In February 2017, I lived one town over from our friend’s home - a fifteen, twenty-minute drive away, almost all on back roads. A blizzard moved in just before dawn, travel bans were issued for the entire state. It was really whipping by 9 am – when I realized my wife and high school aged son were sick. We lived – if I cut through trails in the woods – just under a mile from a grocery store.
I needed to get there and buy out the medicine aisle.
I tromped through the storm and the woods to the store. They had three people working (it’s a very big store), all of whom, I was quickly told, lived nearby and had been picked up by the manager in his plow truck.
I grabbed a ton of medicines, milk (I think it’s a law that you have to buy milk during a blizzard), went up to the only lane open to pay . . . and there was a half-full basket on the conveyor belt. I chatted with the cashier – a friend of my ailing son – while we waited for the one other shopper that morning to grab whatever they had forgotten way in the back of the store.
It took a while but then down the aisle, arms full of stuff, came Alex.
A hesitation from both of us before we shook hands and talked a bit before he checked out. Talked about our kids, mostly. Asked each other how it went. His answer, “It’s been a really bad few years, but what are you going to do?”
He left, never looked back, and basically jogged to the doors. I pushed my stuff into my backpack, zipped up tight and stepped out into a full-scale white-out. There was one car in the parking lot with its lights on. A Jeep under a light having a hard time in the above-the-ankle deep and growing snow moving in a straight line. I could just make out Alex in the driver’s seat
And then it hit me. Hard. There were five grocery stores with 2 miles of Alex’s house. There was a travel ban. There was, as expected, a white-out. Alex was shopping one town over because he was avoiding public places near his house. Because for anyone who didn’t read fifteen paragraphs in, Alex probably had something to do with his ex-wife’s death.
A year later a man walked into a state police barracks and said his local pastor had urged him to come forward and confess: he killed our friend in an impulsive, completely random act. He led the major crime unit to the place where he had hidden the knife and his bloody gloves. He’s awaiting trial in a psychiatric hospital.

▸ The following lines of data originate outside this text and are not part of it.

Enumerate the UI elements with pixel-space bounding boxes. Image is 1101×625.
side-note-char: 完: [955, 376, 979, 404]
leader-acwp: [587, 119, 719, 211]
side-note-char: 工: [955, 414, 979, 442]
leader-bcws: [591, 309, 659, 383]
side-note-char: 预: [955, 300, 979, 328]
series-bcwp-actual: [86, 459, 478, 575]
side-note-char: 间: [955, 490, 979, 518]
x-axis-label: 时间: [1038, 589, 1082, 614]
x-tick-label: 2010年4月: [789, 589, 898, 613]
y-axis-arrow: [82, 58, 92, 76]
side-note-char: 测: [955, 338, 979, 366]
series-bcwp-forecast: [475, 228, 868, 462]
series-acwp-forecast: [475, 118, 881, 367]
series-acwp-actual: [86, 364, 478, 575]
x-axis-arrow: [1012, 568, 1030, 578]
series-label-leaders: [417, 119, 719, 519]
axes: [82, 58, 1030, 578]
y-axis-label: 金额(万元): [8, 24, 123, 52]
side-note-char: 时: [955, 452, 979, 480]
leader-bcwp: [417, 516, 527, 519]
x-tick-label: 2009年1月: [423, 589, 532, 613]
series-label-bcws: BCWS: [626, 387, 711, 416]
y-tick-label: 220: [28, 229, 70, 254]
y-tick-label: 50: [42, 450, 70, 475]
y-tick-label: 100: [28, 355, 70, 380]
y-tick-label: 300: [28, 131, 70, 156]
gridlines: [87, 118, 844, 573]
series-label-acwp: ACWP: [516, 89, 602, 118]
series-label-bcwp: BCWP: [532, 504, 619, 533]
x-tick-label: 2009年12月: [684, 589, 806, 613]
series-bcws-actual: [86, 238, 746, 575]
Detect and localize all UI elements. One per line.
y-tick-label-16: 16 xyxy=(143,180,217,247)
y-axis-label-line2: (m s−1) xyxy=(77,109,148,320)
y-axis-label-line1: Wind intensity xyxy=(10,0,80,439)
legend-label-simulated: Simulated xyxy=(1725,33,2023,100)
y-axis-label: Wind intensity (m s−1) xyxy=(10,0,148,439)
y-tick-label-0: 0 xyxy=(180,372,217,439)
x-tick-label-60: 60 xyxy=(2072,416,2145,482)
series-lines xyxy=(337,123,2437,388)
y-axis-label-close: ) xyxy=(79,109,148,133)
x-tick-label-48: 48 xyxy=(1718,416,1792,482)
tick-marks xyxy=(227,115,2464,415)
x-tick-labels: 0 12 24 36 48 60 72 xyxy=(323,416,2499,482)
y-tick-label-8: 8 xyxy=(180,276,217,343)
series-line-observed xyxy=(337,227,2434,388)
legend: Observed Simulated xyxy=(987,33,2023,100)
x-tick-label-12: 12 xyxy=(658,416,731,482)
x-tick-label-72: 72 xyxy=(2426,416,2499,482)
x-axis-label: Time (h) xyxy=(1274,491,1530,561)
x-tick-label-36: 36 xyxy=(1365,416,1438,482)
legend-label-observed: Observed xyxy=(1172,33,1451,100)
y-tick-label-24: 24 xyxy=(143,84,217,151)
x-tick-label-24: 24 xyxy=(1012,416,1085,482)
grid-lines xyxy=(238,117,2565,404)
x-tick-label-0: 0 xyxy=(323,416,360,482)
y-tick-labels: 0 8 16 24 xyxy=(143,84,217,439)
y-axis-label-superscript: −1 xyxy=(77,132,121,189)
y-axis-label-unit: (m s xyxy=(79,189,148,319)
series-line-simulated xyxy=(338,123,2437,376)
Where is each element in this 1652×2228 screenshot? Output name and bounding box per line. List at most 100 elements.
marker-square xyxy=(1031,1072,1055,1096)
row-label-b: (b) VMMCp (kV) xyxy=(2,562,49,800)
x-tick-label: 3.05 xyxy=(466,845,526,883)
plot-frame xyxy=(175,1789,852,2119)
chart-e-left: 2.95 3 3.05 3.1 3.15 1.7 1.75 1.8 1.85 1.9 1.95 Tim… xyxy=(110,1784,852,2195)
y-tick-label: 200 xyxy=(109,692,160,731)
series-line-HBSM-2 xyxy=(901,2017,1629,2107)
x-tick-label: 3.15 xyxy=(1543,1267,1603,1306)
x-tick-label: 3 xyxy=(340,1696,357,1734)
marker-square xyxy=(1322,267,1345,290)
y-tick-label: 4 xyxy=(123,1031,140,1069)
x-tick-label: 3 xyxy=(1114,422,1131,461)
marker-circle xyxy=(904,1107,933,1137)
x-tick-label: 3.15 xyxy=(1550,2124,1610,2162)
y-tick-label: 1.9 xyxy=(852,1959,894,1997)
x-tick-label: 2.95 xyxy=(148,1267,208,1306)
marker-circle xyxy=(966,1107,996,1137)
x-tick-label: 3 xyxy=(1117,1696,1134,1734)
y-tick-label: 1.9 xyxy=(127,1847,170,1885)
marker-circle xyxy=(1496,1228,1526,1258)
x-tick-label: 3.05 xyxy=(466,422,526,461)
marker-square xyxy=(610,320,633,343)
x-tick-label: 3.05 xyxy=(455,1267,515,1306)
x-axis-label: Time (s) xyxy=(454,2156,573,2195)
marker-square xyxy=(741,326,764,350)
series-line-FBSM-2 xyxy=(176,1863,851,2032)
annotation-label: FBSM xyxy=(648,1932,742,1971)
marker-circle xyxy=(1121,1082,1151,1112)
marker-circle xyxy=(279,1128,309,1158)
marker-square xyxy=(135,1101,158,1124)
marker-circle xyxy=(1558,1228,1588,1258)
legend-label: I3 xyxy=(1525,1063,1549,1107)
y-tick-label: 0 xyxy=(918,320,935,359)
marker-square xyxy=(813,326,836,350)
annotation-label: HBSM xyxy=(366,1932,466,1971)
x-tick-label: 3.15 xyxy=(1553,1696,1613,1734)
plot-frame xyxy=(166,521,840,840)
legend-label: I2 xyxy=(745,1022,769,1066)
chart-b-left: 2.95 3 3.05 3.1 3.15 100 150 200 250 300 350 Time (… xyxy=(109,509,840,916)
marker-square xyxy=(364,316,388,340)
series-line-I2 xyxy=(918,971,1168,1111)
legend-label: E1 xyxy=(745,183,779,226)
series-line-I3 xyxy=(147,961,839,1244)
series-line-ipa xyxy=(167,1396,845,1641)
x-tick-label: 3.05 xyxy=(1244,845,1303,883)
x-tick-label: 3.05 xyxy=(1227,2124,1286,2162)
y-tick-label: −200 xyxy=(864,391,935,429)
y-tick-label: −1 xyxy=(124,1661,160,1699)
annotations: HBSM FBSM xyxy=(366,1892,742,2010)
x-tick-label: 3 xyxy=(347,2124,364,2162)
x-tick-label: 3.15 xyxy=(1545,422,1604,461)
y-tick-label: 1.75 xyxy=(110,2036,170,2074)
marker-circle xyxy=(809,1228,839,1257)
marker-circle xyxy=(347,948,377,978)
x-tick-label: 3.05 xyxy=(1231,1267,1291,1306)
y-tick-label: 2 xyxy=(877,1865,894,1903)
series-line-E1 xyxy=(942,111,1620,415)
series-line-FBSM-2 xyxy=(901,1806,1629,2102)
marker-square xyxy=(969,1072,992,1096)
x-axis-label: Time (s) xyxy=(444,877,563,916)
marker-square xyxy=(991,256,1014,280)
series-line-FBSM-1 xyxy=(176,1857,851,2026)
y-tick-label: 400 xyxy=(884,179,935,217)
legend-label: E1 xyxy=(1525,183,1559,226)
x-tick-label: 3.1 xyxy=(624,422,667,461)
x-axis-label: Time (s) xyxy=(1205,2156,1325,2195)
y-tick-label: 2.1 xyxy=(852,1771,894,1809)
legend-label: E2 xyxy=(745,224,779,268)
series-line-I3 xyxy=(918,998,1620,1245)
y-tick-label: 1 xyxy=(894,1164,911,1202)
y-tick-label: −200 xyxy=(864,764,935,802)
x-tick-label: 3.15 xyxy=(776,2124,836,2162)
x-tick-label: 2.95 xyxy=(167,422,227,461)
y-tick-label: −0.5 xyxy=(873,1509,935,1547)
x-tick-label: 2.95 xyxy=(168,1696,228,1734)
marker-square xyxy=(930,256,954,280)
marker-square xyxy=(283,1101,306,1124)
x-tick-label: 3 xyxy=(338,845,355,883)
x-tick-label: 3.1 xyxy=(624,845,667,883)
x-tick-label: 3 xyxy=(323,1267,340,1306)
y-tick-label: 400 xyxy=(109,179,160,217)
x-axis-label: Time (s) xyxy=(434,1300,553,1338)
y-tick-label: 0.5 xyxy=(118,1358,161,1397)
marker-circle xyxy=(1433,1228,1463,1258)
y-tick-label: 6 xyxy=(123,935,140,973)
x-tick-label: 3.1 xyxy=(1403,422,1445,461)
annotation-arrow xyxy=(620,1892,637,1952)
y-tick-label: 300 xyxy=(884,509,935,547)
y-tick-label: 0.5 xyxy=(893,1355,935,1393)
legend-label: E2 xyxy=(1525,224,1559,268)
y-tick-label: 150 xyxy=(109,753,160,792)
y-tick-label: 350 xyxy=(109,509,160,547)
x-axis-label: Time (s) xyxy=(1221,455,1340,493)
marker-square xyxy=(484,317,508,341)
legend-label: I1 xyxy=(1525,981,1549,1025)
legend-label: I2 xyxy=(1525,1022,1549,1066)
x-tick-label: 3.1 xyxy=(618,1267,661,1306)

Three months later, I was coming home late from a business meeting and had to stop for something or other just before that store closed at 10 pm. Half the lights in the store were already off; the produce was being packed up. and there was Alex with a full cart, headed to the lone register still opened. I raised my hand in hello, he either didn’t see me or chose not to. There is a new super-grocery store open until midnight within throwing distance of his house.”
I was really struck by this story. Moved, actually. Alex is living in purgatory – has been for years - and it was probably completely unnecessary. Law degree or no law degree, no one should agree to be interviewed without a criminal attorney present.
Yes, I know, I’ve heard it a hundred times, “But I have nothing to hide.” That may be true but the investigators ‘have everything to find.’
Most importantly, Alex didn’t have an advocate. No one to stand up for him. To let the detectives and world know he had nothing to do with the tragic, horrible death of his ex-wife, mother of his children.
A strong, experienced, aggressive criminal law attorney – like me – would have greatly benefitted Alex. The major crime unit and the public would have, clearly, strongly, known he was not a suspect much – much – earlier. He most likely would never have had to go back for that publicly damning second interview. He most certainly would not have ‘blown by’ the assembled media. There’s a very solid chance he wouldn’t have been reduced to shopping miles away from his house in the middle of a blizzard or the dead of night.